Salt Lake County’s Evergreen Park is building an electronic playground set that includes blinking lights and an LED controller.
By simulating the video game experience on the playground, Danish playground equipment manufacturer Kompan is hoping to lure kids outdoors who would otherwise be hooked into game systems on the couch.
Bob Ross, president of Salt Lake City-based Play Space Designs, told the Salt Lake City Tribune, "These are physically challenging games, and that’s what appeals to the older kids. And that’s the challenge — to get older kids back to the playgrounds."
We agree that something needs to be done to get older kids to playgrounds, particularly in a day and age when playground equipment is so "safe" (read: boring) that it holds little appeal for children older than seven. But are "video-game-like" playgrounds the way to go?

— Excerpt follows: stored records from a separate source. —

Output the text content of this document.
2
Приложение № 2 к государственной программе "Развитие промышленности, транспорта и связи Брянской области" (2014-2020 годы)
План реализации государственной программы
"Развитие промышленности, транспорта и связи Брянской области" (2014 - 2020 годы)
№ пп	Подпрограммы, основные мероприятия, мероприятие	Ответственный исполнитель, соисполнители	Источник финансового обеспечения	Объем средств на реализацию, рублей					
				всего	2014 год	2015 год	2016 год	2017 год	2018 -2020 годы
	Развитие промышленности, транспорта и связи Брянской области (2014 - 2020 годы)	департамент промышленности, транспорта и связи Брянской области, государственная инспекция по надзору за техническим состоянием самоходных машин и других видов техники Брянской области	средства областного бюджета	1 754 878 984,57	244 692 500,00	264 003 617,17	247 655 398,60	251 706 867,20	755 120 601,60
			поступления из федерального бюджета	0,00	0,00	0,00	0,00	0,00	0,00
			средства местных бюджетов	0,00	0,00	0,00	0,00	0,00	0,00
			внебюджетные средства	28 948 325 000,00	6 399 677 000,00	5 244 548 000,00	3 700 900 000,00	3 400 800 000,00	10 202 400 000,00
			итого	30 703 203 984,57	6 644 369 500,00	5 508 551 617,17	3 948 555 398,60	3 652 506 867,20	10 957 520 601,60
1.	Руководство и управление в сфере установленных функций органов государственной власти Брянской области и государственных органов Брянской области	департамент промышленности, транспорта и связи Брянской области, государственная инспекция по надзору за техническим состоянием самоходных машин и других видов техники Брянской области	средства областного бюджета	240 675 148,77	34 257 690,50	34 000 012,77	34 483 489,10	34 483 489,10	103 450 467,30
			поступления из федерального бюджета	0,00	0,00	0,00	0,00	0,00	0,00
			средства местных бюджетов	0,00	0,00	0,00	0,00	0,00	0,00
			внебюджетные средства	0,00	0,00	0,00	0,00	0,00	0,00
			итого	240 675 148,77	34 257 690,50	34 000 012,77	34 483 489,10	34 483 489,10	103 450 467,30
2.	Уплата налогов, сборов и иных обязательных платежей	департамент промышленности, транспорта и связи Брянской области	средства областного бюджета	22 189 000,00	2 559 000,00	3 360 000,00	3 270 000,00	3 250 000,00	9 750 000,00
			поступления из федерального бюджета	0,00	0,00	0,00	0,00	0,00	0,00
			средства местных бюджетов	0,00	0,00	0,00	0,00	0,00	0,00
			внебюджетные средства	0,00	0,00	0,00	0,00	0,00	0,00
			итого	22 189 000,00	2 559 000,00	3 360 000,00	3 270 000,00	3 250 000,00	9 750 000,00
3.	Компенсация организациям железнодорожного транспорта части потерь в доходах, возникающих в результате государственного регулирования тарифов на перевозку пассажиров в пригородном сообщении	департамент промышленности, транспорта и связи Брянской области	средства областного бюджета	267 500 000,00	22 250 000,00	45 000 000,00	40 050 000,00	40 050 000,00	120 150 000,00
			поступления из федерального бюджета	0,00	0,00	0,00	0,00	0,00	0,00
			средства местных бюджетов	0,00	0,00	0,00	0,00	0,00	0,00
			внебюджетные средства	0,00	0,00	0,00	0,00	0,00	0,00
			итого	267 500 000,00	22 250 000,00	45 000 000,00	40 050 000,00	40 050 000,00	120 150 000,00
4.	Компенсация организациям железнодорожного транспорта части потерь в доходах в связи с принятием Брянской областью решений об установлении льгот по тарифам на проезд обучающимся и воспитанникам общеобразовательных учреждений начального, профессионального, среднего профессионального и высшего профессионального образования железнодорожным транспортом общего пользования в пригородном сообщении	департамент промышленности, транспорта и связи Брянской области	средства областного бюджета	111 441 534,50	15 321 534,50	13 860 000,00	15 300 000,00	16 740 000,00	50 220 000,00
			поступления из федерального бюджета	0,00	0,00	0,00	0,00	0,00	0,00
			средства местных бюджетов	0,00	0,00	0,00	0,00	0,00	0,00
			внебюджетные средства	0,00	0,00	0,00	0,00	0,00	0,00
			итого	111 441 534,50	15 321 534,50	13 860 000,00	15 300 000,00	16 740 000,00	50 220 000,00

We're not so sure. While outdoor physical activity for children is necessary and good, it's even better when accompanied by a healthy dose of imagination. Beloved playground structures like slides, monkey bars, and swings invite children to make up their own games as they scamper, run, and climb. An electronic game, on the other hand, encourages a prescribed set of motions toward a prescribed set of goals.
Kids play enough video games at home. Instead of simulating the experience on the playground, can we find more imaginative ways to engage them by re-introducing elements of risk and whimsy on the playground?
Yay or nay? What do you think about electronic playground equipment?